Dostawy nowoczesnego sprzętu wojskowego również z państw zachodnich, a przede wszystkim determinacja w obronie ojczyzny, decydują o tym, że Rosja ponosi klęskę w wojnie z Ukrainą – powiedział w Polskim Radiu Lublin były dowódca I Pułku Specjalnego Komandosów, pułkownik doktor Dariusz Dachowicz.
– Wojna obnaża też słabość militarną rosyjskiej armii – zaznacza płk dr Dariusz Dachowicz. – Mity o niektórych systemach rosyjskich zostały złamane. A jednocześnie sprzęt, który otrzymała Ukraina od różnych państw, jest w stanie skutecznie niszczyć rosyjski sprzęt. To pokazuje, że nie tylko zachód, ale pewne inne państwa dysponują znaczną przewagą technologiczną nad Federacją Rosyjską, o czym mogą świadczyć również informacje, że w znacznej części rosyjskiego sprzętu znajdują się elementy zakupywane w sposób różny – także w państwach należących do NATO – dodaje płk dr Dariusz Dachowicz.
CZYTAJ: „Nie bądźcie obojętni”. Przejmujący apel kobiet w sprawie jeńców wojennych
Rozpoczęła się ukraińska kontrofensywa. Ukraińska armia prowadzi działania przede wszystkim na południu – w obwodzie zaporoskim. Z kolei na wschodzie – w Donbasie – próbują nacierać zarówno siły rosyjskie, jak i ukraińskie.

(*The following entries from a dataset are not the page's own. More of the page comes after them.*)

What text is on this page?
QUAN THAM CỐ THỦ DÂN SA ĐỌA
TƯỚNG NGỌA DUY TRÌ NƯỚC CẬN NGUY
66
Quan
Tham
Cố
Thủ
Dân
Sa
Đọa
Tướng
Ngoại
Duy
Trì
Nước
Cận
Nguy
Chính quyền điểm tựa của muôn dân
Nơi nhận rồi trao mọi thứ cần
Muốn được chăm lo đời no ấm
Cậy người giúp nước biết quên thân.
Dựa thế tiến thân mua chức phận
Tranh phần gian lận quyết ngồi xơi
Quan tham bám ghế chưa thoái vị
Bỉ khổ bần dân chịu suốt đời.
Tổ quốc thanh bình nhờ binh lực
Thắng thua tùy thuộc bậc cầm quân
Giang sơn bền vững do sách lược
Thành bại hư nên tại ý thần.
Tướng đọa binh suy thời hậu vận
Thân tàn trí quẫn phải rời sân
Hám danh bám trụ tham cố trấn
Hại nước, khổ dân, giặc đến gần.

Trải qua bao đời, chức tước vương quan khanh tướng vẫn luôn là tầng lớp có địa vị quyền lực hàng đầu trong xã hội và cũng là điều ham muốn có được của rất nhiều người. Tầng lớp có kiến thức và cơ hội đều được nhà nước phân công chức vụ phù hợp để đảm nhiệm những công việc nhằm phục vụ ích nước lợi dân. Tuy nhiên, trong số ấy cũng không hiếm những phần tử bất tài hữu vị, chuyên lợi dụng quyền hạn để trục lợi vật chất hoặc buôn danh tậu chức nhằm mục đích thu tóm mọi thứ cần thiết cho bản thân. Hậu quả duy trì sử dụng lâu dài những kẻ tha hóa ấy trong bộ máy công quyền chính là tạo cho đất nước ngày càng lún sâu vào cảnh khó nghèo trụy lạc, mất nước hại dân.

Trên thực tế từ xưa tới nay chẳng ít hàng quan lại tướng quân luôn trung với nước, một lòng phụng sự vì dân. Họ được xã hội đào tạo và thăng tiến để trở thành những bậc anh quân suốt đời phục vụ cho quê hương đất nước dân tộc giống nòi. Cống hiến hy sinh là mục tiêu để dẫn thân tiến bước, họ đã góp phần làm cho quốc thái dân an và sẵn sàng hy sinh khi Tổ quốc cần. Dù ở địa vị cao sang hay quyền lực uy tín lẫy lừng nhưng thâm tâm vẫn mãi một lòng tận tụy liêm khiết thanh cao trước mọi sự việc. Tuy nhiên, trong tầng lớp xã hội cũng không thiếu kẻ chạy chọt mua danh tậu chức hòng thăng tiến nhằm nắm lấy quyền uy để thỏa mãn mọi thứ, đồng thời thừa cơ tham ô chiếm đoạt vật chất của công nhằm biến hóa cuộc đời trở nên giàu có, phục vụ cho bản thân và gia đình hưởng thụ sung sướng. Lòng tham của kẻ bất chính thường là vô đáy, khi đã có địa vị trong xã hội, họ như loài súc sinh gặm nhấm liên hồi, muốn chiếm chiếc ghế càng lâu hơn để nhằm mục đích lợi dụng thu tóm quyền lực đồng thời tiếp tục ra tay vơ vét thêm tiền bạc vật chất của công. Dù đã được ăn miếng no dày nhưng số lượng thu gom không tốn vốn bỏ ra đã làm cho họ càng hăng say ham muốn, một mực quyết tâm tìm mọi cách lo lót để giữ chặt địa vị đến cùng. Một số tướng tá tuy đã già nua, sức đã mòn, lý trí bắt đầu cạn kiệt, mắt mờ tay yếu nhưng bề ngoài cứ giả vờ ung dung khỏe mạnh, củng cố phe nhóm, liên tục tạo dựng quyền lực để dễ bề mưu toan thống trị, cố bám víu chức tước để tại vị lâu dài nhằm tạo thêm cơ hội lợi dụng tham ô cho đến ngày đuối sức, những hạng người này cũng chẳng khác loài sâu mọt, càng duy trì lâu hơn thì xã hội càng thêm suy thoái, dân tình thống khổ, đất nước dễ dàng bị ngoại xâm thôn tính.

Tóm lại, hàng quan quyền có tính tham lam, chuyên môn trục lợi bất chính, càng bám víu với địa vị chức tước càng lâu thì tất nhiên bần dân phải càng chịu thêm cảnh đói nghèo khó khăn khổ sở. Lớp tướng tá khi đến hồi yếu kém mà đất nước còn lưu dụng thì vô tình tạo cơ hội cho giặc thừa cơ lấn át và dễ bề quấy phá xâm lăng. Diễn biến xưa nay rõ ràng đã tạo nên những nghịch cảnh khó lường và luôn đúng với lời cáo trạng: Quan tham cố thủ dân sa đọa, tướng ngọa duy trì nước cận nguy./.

Płk dr Dariusz Dachowicz wskazał, że „przed ewentualnymi rozmowami pokojowymi, będzie istotnym, ile terenu odzyska ukraińska armia”. – W podświadomości jestem przekonany, że trwają już rozmowy na temat tego, jak zakończyć tę wojnę – mówi płk dr Dariusz Dachowicz. – One oczywiście nie są prowadzone w sposób otwarty. Dyplomacja nigdy nie działa w sposób otwarty. To politycy zdecydują, kiedy zakończyć tę wojnę i jak to zrobić. Myślę, że Ukraińcy dlatego kontynuują tę ofensywę, żeby odzyskać jak najwięcej swoich terenów. Jeżeli dojdzie do oficjalnych rozmów, to Rosjanie na pewno nie ustąpią z terenu, który zajęli. A jeżeli ustąpią, to w bardzo minimalnym stopniu.
Cała rozmowa w materiale wideo:
Wczoraj (26.06) ukraińskich żołnierzy – zarówno na wschodzie, jak i na południu – odwiedził prezydent Wołodymyr Zełenski. Ukraiński przywódca mówił o przesuwaniu się do przodu na kilku kierunkach.